Fire, controlled or uncontrolled, was considered anathema in the 1920s and many efforts were put forth to extinguish its use within southern woodlands. A large reason for this was the misconception that fires, which were often set annually by African American sharecroppers, were perceived as destroying bobwhite quail habitat that was prized by wealthy landowners. Many of these landowners were from more northern regions and products of the industrial revolution. Around the turn of the 20th century, hunting preserve owners began to dramatically reduce the acreage burned each year. By the late teens and early 1920s, a steep decline in bobwhite numbers began to draw the attention of the wealthy-landowners-turned-hunters. In 1924, the Cooperative Quail Study Investigation was born. Led by Herbert Stoddard, this effort was a jointly-funded effort of the Bureau of Biological Survey several landowners in the region. The purpose was to examine cause of the decline of bobwhite and to find a way to reverse the apparent population trajectory. One of the principal causes for the decline that Stoddard recognized immediately was the decrease in the use of the prescribed fire as a habitat management tool.

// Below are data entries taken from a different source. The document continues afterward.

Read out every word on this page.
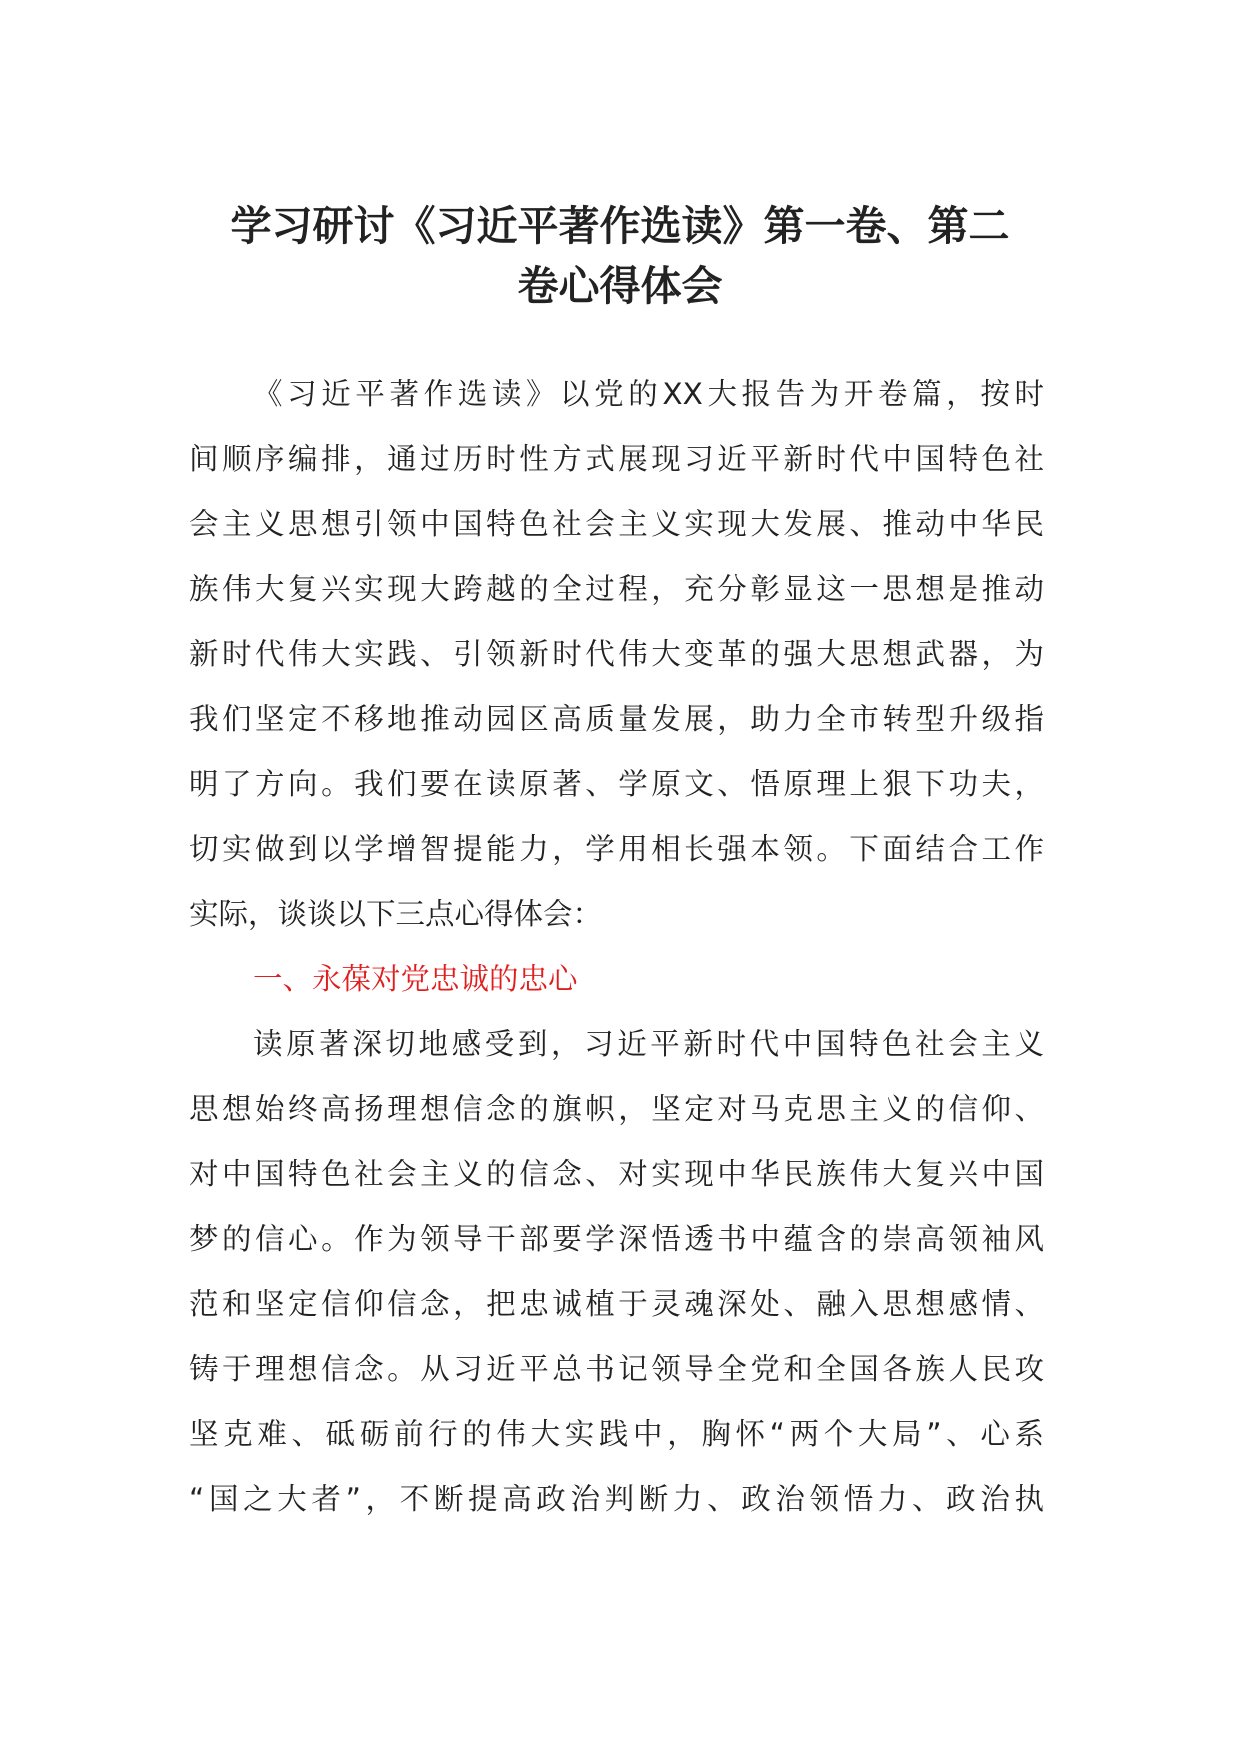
学习研讨《习近平著作选读》第一卷、第二
卷心得体会
《习近平著作选读》以党的XX大报告为开卷篇，按时
间顺序编排，通过历时性方式展现习近平新时代中国特色社
会主义思想引领中国特色社会主义实现大发展、推动中华民
族伟大复兴实现大跨越的全过程，充分彰显这一思想是推动
新时代伟大实践、引领新时代伟大变革的强大思想武器，为
我们坚定不移地推动园区高质量发展，助力全市转型升级指
明了方向。我们要在读原著、学原文、悟原理上狠下功夫，
切实做到以学增智提能力，学用相长强本领。下面结合工作
实际，谈谈以下三点心得体会：
一、永葆对党忠诚的忠心
读原著深切地感受到，习近平新时代中国特色社会主义
思想始终高扬理想信念的旗帜，坚定对马克思主义的信仰、
对中国特色社会主义的信念、对实现中华民族伟大复兴中国
梦的信心。作为领导干部要学深悟透书中蕴含的崇高领袖风
范和坚定信仰信念，把忠诚植于灵魂深处、融入思想感情、
铸于理想信念。从习近平总书记领导全党和全国各族人民攻
坚克难、砥砺前行的伟大实践中，胸怀“两个大局”、心系
“国之大者”，不断提高政治判断力、政治领悟力、政治执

Among this was a man named Henry Beadel, the son of a northern industrialist.

=== Cultural Landscapes and Ecosystem Management ===
Recent work on Stoddard (and the most comprehensive examination of his life and work to date) argues that not only was he a champion for putting fire back on the landscape and one of the first to conduct active wildlife management, but he was also one of the first to recognize that cultural landscapes could harbor substantial ecological diversity. The intersection of these three components forms the foundation of ecosystem management.